Region D Knee Orthosis and Ankle-Foot Orthosis Prepayment Claim Review Results

Posted by David McGill | May 23, 2017

​The DME MAC for Region D, Noridian, has released the most recent prepayment claim review results for knee orthoses (L1833) and ankle-foot orthoses (L1960, L1970, L4360). Here's what you need to know:

Knee Orthoses (December 2016 through March 2017)

  • Noridian denied 838 out of 936 claims, for a claim denial rate of 90%.
  • The most common reasons for denial were:
    • the documentation did not support the applicable coverage criteria;
    • suppliers failed to respond to the Additional Documentation Request;
    • incomplete/missing information on Proof of Delivery forms; and
    • Noridian did not receive medical documentation from the supplier.

Ankle-Foot Orthoses (December 2016 through March 2017)

  • Noridian denied 136 out of 204 L1960 claims, for a claim denial rate of 67%.
  • Noridian denied 231 out of 319 L1970 claims, for a claim denial rate of 72%.
  • Noridian denied 314 out of 317 L4360 claims, for a claim denial rate of 99%.
  • The most common reasons for denial were:
    • the documentation failed to support the custom-fit criteria;
    • the documentation did not support the applicable coverage criteria;
    • suppliers failed to respond to the Additional Documentation Request. 
    • Noridian did not receive medical documentation from the supplier. 
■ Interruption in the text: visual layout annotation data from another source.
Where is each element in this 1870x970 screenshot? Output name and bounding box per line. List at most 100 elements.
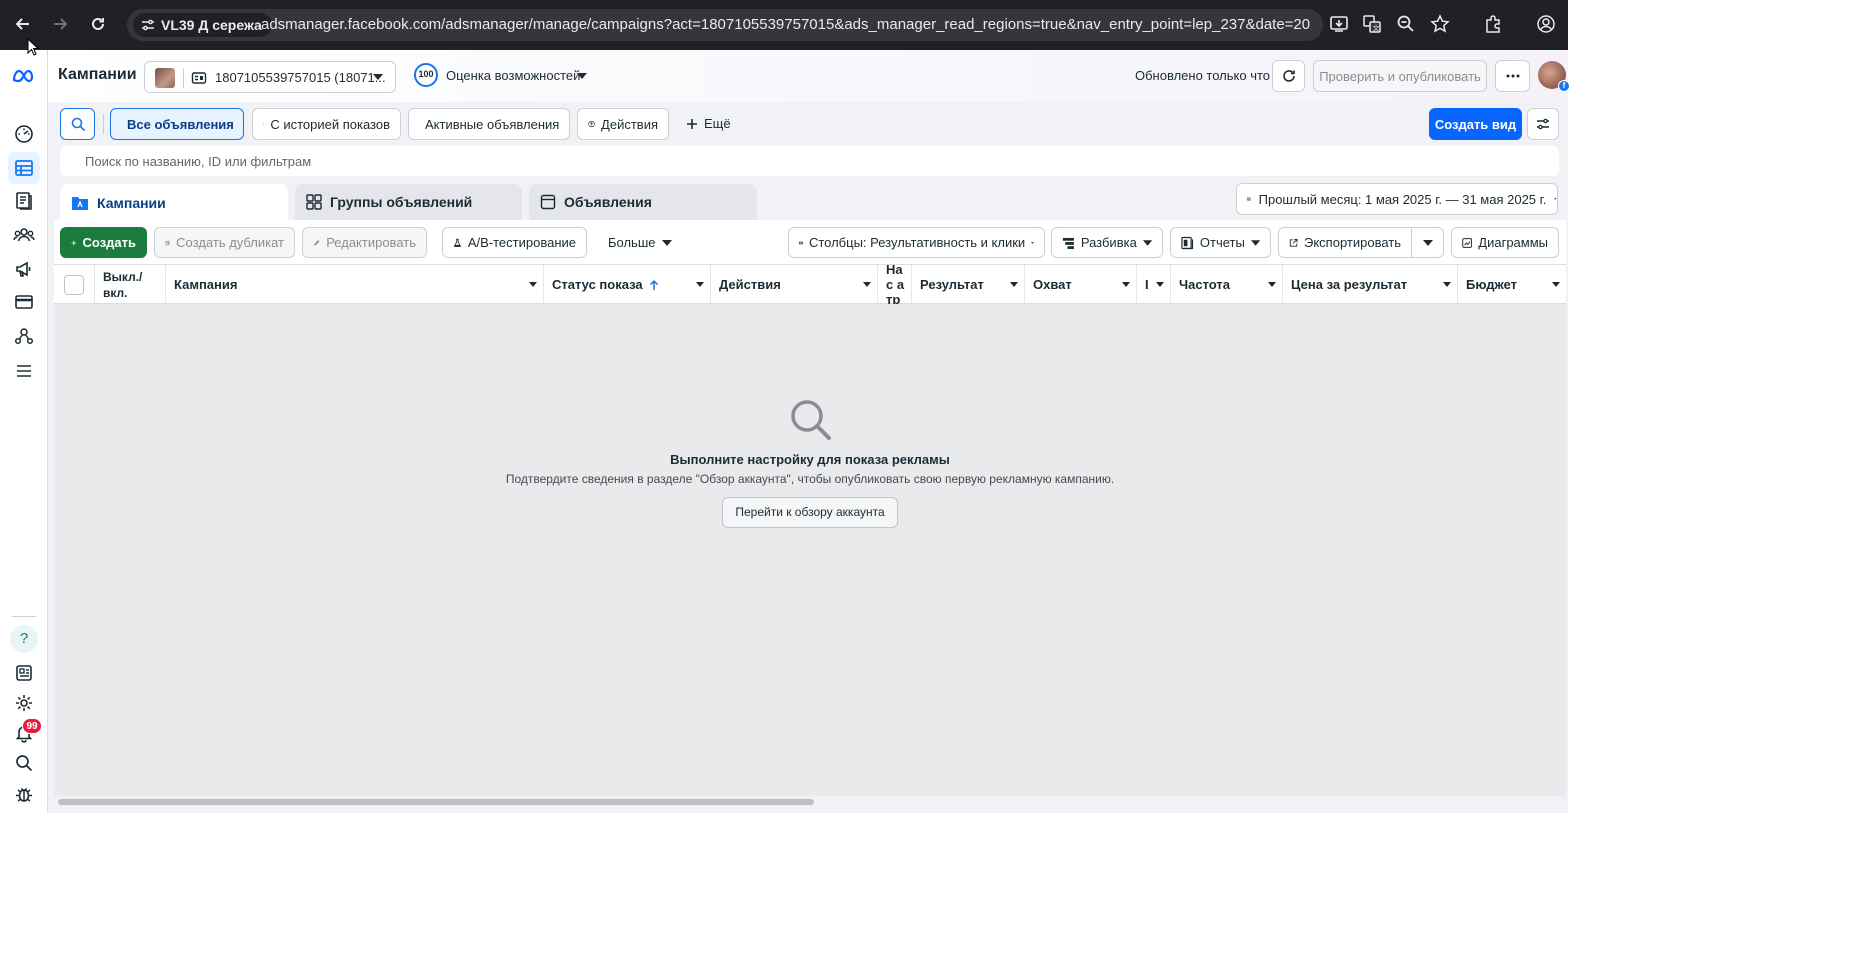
magnifier-empty-state-icon	[791, 400, 831, 440]
reload-icon[interactable]	[87, 13, 109, 35]
column-header-impressions[interactable]: I	[1137, 265, 1171, 304]
scrollbar-thumb[interactable]	[58, 799, 814, 805]
filter-with-history[interactable]: С историей показов	[252, 108, 401, 140]
review-publish-button[interactable]: Проверить и опубликовать	[1313, 60, 1487, 92]
column-menu-caret-icon[interactable]	[1552, 282, 1560, 287]
forward-arrow-icon[interactable]	[49, 13, 71, 35]
account-overview-button[interactable]: Перейти к обзору аккаунта	[722, 497, 898, 528]
settings-gear-icon[interactable]	[8, 687, 40, 719]
back-arrow-icon[interactable]	[12, 13, 34, 35]
column-header-attribution[interactable]: Нас атр	[878, 265, 912, 304]
more-actions-dropdown[interactable]: Больше	[608, 235, 672, 250]
tab-campaigns[interactable]: Кампании	[60, 184, 288, 221]
audiences-icon[interactable]	[8, 219, 40, 251]
columns-icon	[799, 241, 803, 244]
site-settings-icon[interactable]	[141, 18, 155, 32]
ad-account-selector[interactable]: 1807105539757015 (18071...	[144, 61, 396, 93]
business-settings-icon[interactable]	[8, 320, 40, 352]
charts-button-label: Диаграммы	[1478, 235, 1548, 250]
column-menu-caret-icon[interactable]	[1010, 282, 1018, 287]
line-chart-icon	[1462, 237, 1473, 248]
column-result-label: Результат	[920, 277, 984, 292]
column-header-campaign[interactable]: Кампания	[166, 265, 544, 304]
export-options-dropdown[interactable]	[1411, 227, 1444, 258]
opportunity-score-badge[interactable]: 100	[414, 63, 438, 87]
user-avatar[interactable]: f	[1538, 61, 1570, 92]
help-icon[interactable]: ?	[8, 623, 40, 655]
chevron-down-icon	[1031, 241, 1034, 244]
column-menu-caret-icon[interactable]	[1268, 282, 1276, 287]
profile-chip-label: VL39 Д сережа	[161, 17, 262, 33]
column-header-delivery-status[interactable]: Статус показа	[544, 265, 711, 304]
edit-button[interactable]: Редактировать	[302, 227, 427, 258]
address-bar[interactable]: VL39 Д сережа adsmanager.facebook.com/ad…	[127, 9, 1323, 41]
tab-campaigns-label: Кампании	[97, 194, 166, 211]
pencil-icon	[314, 239, 320, 246]
column-header-cost-per-result[interactable]: Цена за результат	[1283, 265, 1458, 304]
account-divider	[183, 68, 184, 88]
tab-ad-sets[interactable]: Группы объявлений	[295, 184, 522, 220]
column-menu-caret-icon[interactable]	[529, 282, 537, 287]
profile-chip[interactable]: VL39 Д сережа	[133, 13, 272, 37]
search-toggle-button[interactable]	[60, 108, 95, 140]
opportunity-score-label[interactable]: Оценка возможностей	[446, 68, 580, 83]
news-feed-icon[interactable]	[8, 657, 40, 689]
all-tools-menu-icon[interactable]	[8, 355, 40, 387]
megaphone-icon[interactable]	[8, 253, 40, 285]
meta-logo-icon[interactable]	[8, 60, 40, 92]
url-text[interactable]: adsmanager.facebook.com/adsmanager/manag…	[261, 16, 1311, 33]
filter-all-ads[interactable]: Все объявления	[110, 108, 244, 140]
column-header-result[interactable]: Результат	[912, 265, 1025, 304]
column-menu-caret-icon[interactable]	[863, 282, 871, 287]
column-menu-caret-icon[interactable]	[1443, 282, 1451, 287]
column-header-budget[interactable]: Бюджет	[1458, 265, 1566, 304]
select-all-cell	[54, 265, 95, 304]
date-range-picker[interactable]: Прошлый месяц: 1 мая 2025 г. — 31 мая 20…	[1236, 183, 1558, 215]
breakdown-dropdown[interactable]: Разбивка	[1051, 227, 1163, 258]
report-bug-icon[interactable]	[8, 778, 40, 810]
column-header-reach[interactable]: Охват	[1025, 265, 1137, 304]
sort-ascending-arrow-icon	[649, 279, 658, 290]
refresh-button[interactable]	[1272, 60, 1305, 92]
column-menu-caret-icon[interactable]	[1122, 282, 1130, 287]
search-filter-input[interactable]: Поиск по названию, ID или фильтрам	[60, 146, 1559, 176]
pages-icon[interactable]	[8, 185, 40, 217]
column-header-actions[interactable]: Действия	[711, 265, 878, 304]
dashboard-gauge-icon[interactable]	[8, 118, 40, 150]
duplicate-button[interactable]: Создать дубликат	[154, 227, 295, 258]
zoom-icon[interactable]	[1396, 14, 1416, 34]
install-app-icon[interactable]	[1329, 14, 1349, 34]
updated-status-text: Обновлено только что	[1135, 68, 1271, 83]
column-menu-caret-icon[interactable]	[696, 282, 704, 287]
filter-more-button[interactable]: Ещё	[686, 116, 731, 131]
more-options-button[interactable]	[1495, 60, 1530, 92]
columns-dropdown[interactable]: Столбцы: Результативность и клики	[788, 227, 1045, 258]
column-header-toggle[interactable]: Выкл./ вкл.	[95, 265, 166, 304]
search-icon[interactable]	[8, 747, 40, 779]
column-menu-caret-icon[interactable]	[1156, 282, 1164, 287]
view-settings-button[interactable]	[1527, 108, 1559, 140]
charts-button[interactable]: Диаграммы	[1451, 227, 1559, 258]
billing-card-icon[interactable]	[8, 286, 40, 318]
column-header-frequency[interactable]: Частота	[1171, 265, 1283, 304]
flask-icon	[453, 238, 462, 247]
ab-test-button[interactable]: A/B-тестирование	[442, 227, 587, 258]
ad-window-icon	[540, 194, 556, 210]
account-icon[interactable]	[1536, 14, 1556, 34]
chevron-down-icon	[1422, 239, 1433, 246]
select-all-checkbox[interactable]	[64, 275, 84, 295]
export-button[interactable]: Экспортировать	[1278, 227, 1412, 258]
chevron-down-icon[interactable]	[577, 73, 587, 79]
horizontal-scrollbar[interactable]	[54, 796, 1566, 808]
extensions-icon[interactable]	[1483, 14, 1503, 34]
filter-active-ads[interactable]: Активные объявления	[408, 108, 570, 140]
reports-dropdown[interactable]: Отчеты	[1170, 227, 1271, 258]
create-button[interactable]: Создать	[60, 227, 147, 258]
translate-icon[interactable]: 文	[1362, 14, 1382, 34]
filter-actions[interactable]: Действия	[577, 108, 669, 140]
bookmark-star-icon[interactable]	[1430, 14, 1450, 34]
create-view-button[interactable]: Создать вид	[1429, 108, 1522, 140]
tab-ads[interactable]: Объявления	[529, 184, 757, 220]
reports-dropdown-label: Отчеты	[1199, 235, 1245, 250]
campaigns-table-icon[interactable]	[8, 152, 40, 184]
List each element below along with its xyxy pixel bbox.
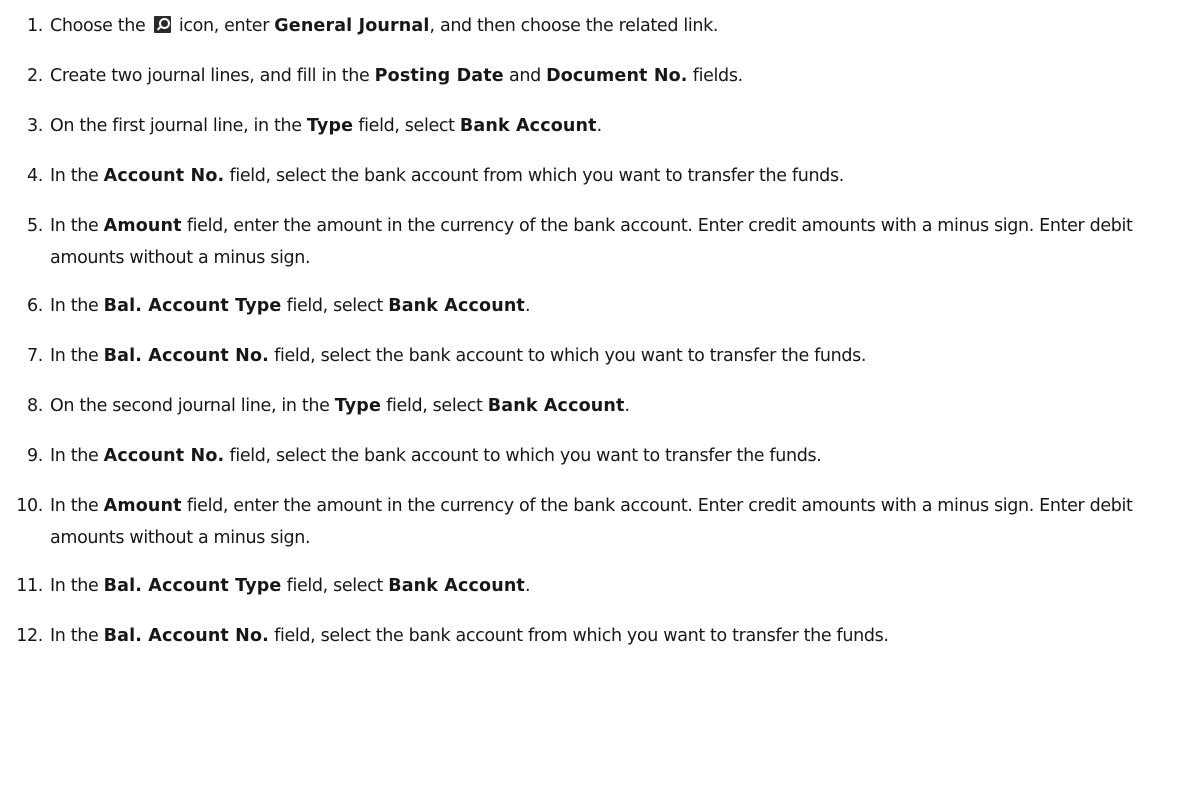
step-number: 7.	[27, 346, 43, 366]
step-text: In the Account No. field, select the ban…	[50, 440, 1197, 472]
step-text-run: field, select the bank account from whic…	[224, 166, 845, 186]
step-number: 10.	[16, 496, 43, 516]
step-item: 6. In the Bal. Account Type field, select…	[0, 290, 1197, 322]
step-text: In the Bal. Account Type field, select B…	[50, 290, 1197, 322]
step-text-run: fields.	[687, 66, 743, 86]
ui-term: Bank Account	[388, 296, 525, 316]
step-text-run: .	[596, 116, 603, 136]
step-number: 5.	[27, 216, 43, 236]
ui-term: Bank Account	[487, 396, 625, 416]
step-number: 11.	[16, 576, 43, 596]
step-item: 11. In the Bal. Account Type field, selec…	[0, 570, 1197, 602]
step-text-run: field, select the bank account to which …	[268, 346, 867, 366]
ui-term: Bank Account	[459, 116, 597, 136]
ui-term: Bal. Account No.	[103, 626, 269, 646]
step-number: 8.	[27, 396, 43, 416]
step-item: 5. In the Amount field, enter the amount …	[0, 210, 1197, 274]
step-number: 9.	[27, 446, 43, 466]
step-text: In the Account No. field, select the ban…	[50, 160, 1197, 192]
step-text: On the second journal line, in the Type …	[50, 390, 1197, 422]
step-number: 12.	[16, 626, 43, 646]
step-text-run: field, enter the amount in the currency …	[50, 216, 1133, 268]
step-text: In the Amount field, enter the amount in…	[50, 490, 1197, 554]
step-text-run: .	[624, 396, 631, 416]
step-text-run: .	[524, 576, 531, 596]
step-item: 7. In the Bal. Account No. field, select …	[0, 340, 1197, 372]
step-text-run: In the	[50, 166, 104, 186]
ui-term: Document No.	[546, 66, 688, 86]
step-text-run: In the	[50, 496, 104, 516]
ui-term: Type	[334, 396, 381, 416]
step-item: 1. Choose the icon, enter General Journal…	[0, 10, 1197, 42]
step-text-run: In the	[50, 296, 104, 316]
step-text: In the Bal. Account No. field, select th…	[50, 620, 1197, 652]
ui-term: Bal. Account Type	[103, 296, 282, 316]
step-text-run: field, select the bank account to which …	[224, 446, 822, 466]
step-text-run: In the	[50, 216, 104, 236]
step-text: In the Amount field, enter the amount in…	[50, 210, 1197, 274]
step-text-run: Create two journal lines, and fill in th…	[50, 66, 375, 86]
step-item: 2. Create two journal lines, and fill in …	[0, 60, 1197, 92]
step-text-run: field, select	[381, 396, 488, 416]
step-item: 9. In the Account No. field, select the b…	[0, 440, 1197, 472]
step-text: Choose the icon, enter General Journal, …	[50, 10, 1197, 42]
step-text-run: field, select	[353, 116, 460, 136]
step-text-run: , and then choose the related link.	[429, 16, 719, 36]
step-number: 3.	[27, 116, 43, 136]
step-text-run: In the	[50, 576, 104, 596]
ui-term: Type	[306, 116, 354, 136]
step-text-run: .	[524, 296, 531, 316]
step-text-run: In the	[50, 446, 104, 466]
step-text-run: field, enter the amount in the currency …	[50, 496, 1133, 548]
ui-term: Account No.	[103, 166, 225, 186]
step-text-run: On the second journal line, in the	[50, 396, 335, 416]
ui-term: Bal. Account Type	[103, 576, 282, 596]
step-text-run: In the	[50, 626, 104, 646]
search-icon	[153, 16, 171, 33]
step-text-run: field, select	[281, 576, 389, 596]
procedure-steps-list: 1. Choose the icon, enter General Journal…	[0, 0, 1197, 652]
step-item: 10. In the Amount field, enter the amount…	[0, 490, 1197, 554]
ui-term: Amount	[103, 496, 182, 516]
ui-term: General Journal	[274, 16, 430, 36]
step-text: In the Bal. Account No. field, select th…	[50, 340, 1197, 372]
step-text-run: field, select	[281, 296, 389, 316]
step-text-run: On the first journal line, in the	[50, 116, 307, 136]
ui-term: Bal. Account No.	[103, 346, 269, 366]
ui-term: Amount	[103, 216, 182, 236]
step-text: In the Bal. Account Type field, select B…	[50, 570, 1197, 602]
ui-term: Bank Account	[388, 576, 525, 596]
step-text-run: and	[503, 66, 547, 86]
step-item: 12. In the Bal. Account No. field, select…	[0, 620, 1197, 652]
step-number: 6.	[27, 296, 43, 316]
step-item: 3. On the first journal line, in the Type…	[0, 110, 1197, 142]
step-item: 8. On the second journal line, in the Typ…	[0, 390, 1197, 422]
step-text: Create two journal lines, and fill in th…	[50, 60, 1197, 92]
step-item: 4. In the Account No. field, select the b…	[0, 160, 1197, 192]
ui-term: Posting Date	[374, 66, 504, 86]
step-text-run: In the	[50, 346, 104, 366]
step-text-run: icon, enter	[173, 16, 275, 36]
step-number: 4.	[27, 166, 43, 186]
step-text-run: Choose the	[50, 16, 151, 36]
step-text: On the first journal line, in the Type f…	[50, 110, 1197, 142]
ui-term: Account No.	[103, 446, 225, 466]
step-text-run: field, select the bank account from whic…	[268, 626, 889, 646]
step-number: 2.	[27, 66, 43, 86]
step-number: 1.	[27, 16, 43, 36]
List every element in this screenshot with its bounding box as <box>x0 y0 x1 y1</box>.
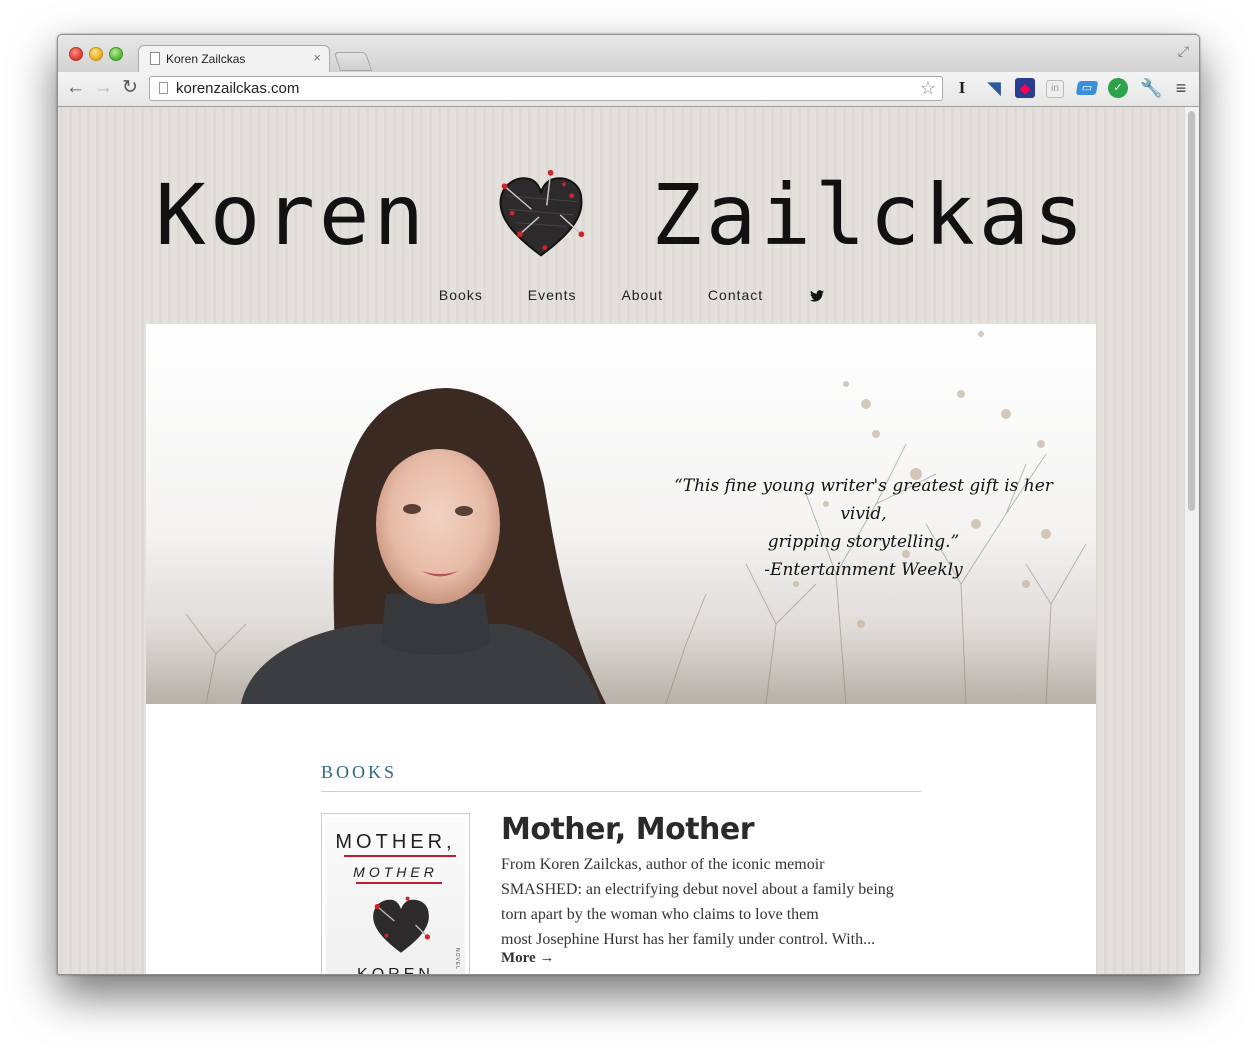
new-tab-button[interactable] <box>333 52 373 71</box>
heart-icon <box>373 896 431 953</box>
site-title-first: Koren <box>155 166 429 265</box>
extension-icon[interactable]: ▭ <box>1075 81 1099 95</box>
page-icon <box>159 82 168 94</box>
description-line: From Koren Zailckas, author of the iconi… <box>501 856 825 873</box>
title-bar: Koren Zailckas × ⤢ <box>58 35 1199 72</box>
zoom-window-button[interactable] <box>109 47 123 61</box>
close-window-button[interactable] <box>69 47 83 61</box>
cover-spine-text: NOVEL <box>454 948 460 970</box>
twitter-icon[interactable] <box>810 290 825 302</box>
back-arrow-icon[interactable]: ← <box>66 77 85 99</box>
page-icon <box>150 52 160 65</box>
instapaper-icon[interactable]: I <box>952 78 972 98</box>
quote-line: “This fine young writer's greatest gift … <box>674 476 1053 524</box>
vertical-scrollbar[interactable] <box>1184 107 1199 974</box>
linkedin-icon[interactable]: in <box>1046 80 1064 98</box>
star-icon[interactable]: ☆ <box>920 78 936 99</box>
site-navigation: Books Events About Contact <box>58 287 1185 303</box>
fullscreen-icon[interactable]: ⤢ <box>1178 43 1189 60</box>
browser-toolbar: ← → ↻ korenzailckas.com ☆ I ◥ ◆ in ▭ ✓ 🔧… <box>58 72 1199 107</box>
hero-banner: “This fine young writer's greatest gift … <box>146 324 1096 704</box>
wrench-icon[interactable]: 🔧 <box>1140 78 1162 98</box>
nav-item-books[interactable]: Books <box>439 287 483 303</box>
site-title-last: Zailckas <box>651 166 1088 265</box>
testimonial-quote: “This fine young writer's greatest gift … <box>661 472 1066 584</box>
nav-item-events[interactable]: Events <box>528 287 577 303</box>
books-section-heading: BOOKS <box>321 762 398 782</box>
description-line: torn apart by the woman who claims to lo… <box>501 906 819 923</box>
nav-item-about[interactable]: About <box>621 287 663 303</box>
cover-underline <box>356 882 442 884</box>
site-title[interactable]: Koren Zailckas <box>58 159 1185 264</box>
cover-author: KOREN <box>326 966 465 974</box>
cover-title-line2: MOTHER <box>353 864 438 880</box>
address-bar[interactable]: korenzailckas.com ☆ <box>149 76 943 101</box>
scrollbar-thumb[interactable] <box>1188 111 1195 511</box>
rss-icon[interactable]: ◥ <box>984 78 1004 98</box>
page-viewport: Koren Zailckas Books Events About Contac… <box>58 107 1185 974</box>
minimize-window-button[interactable] <box>89 47 103 61</box>
forward-arrow-icon[interactable]: → <box>94 77 113 99</box>
book-cover-image[interactable]: MOTHER, MOTHER KOREN NOVEL <box>321 813 470 974</box>
description-line: SMASHED: an electrifying debut novel abo… <box>501 881 894 898</box>
heart-icon <box>499 169 584 257</box>
quote-line: gripping storytelling.” <box>767 532 960 552</box>
cover-title-line1: MOTHER, <box>335 831 456 853</box>
browser-window: Koren Zailckas × ⤢ ← → ↻ korenzailckas.c… <box>57 34 1200 975</box>
url-text[interactable]: korenzailckas.com <box>176 80 299 97</box>
book-title[interactable]: Mother, Mother <box>501 812 755 847</box>
evernote-icon[interactable]: ✓ <box>1108 78 1128 98</box>
extension-icon[interactable]: ◆ <box>1015 78 1035 98</box>
description-line: most Josephine Hurst has her family unde… <box>501 931 876 948</box>
nav-item-contact[interactable]: Contact <box>708 287 763 303</box>
menu-icon[interactable]: ≡ <box>1171 78 1191 98</box>
browser-tab[interactable]: Koren Zailckas × <box>138 45 330 72</box>
section-divider <box>321 791 921 792</box>
main-content: “This fine young writer's greatest gift … <box>146 324 1096 974</box>
cover-underline <box>344 855 456 857</box>
book-description: From Koren Zailckas, author of the iconi… <box>501 852 921 952</box>
tab-close-icon[interactable]: × <box>313 50 321 65</box>
reload-icon[interactable]: ↻ <box>122 77 138 99</box>
more-link[interactable]: More → <box>501 950 554 967</box>
cover-art: MOTHER, MOTHER KOREN NOVEL <box>326 818 465 974</box>
tab-title: Koren Zailckas <box>166 52 246 66</box>
quote-source: -Entertainment Weekly <box>764 560 963 580</box>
What does this mean for you?

Based on these results Noridian will continue its prepayment claim reviews of both knee orthoses and ankle-foot orthoses. To successfully navigate these claim reviews you can take the following 5 steps.

  1. Review the applicable LCD's. The Local Coverage Determinations for Knee Orthoses and Ankle-Foot Orthoses spell out the coverage criteria that apply to each type of device. Make sure your claims have all the information listed in these documents and the associated Policy Articles. Also, check out our archives for relevant posts on the applicable coverage criteria (December 1, 2016 (AFO's), October 11, 2016 (KO's)).
  2. Respond to the ADR! We've said it countless times before and we'll say it again - you have an obligation to respond to every Additional Documentation Request, even if your claim does not, upon review, satisfy the applicable coverage requirements. Failure to respond results not only in a claim denial but a potential referral to the National Supplier Clearinghouse for further investigation.
  3. Document Your Deliveries. Medicare's requirements for an adequate proof of delivery are simple and clear. Make sure that for every item you deliver you fill out all of the necessary information.
  4. Get Medical Documentation. It's a basic requirement for all orthotic claims: your records have to document the medical necessity of the prescribed item AND the physician's must do so as well. You need both to have a valid claim.
  5. Watch Those Custom-Fit Criteria. You have to be able to show both substantial modification of the brace at the time of delivery and that the fitting at delivery requires a certified orthotist or person with equivalent training in order to use a custom-fit code. 

We will keep you updated about future prepayment claim review results as they become available.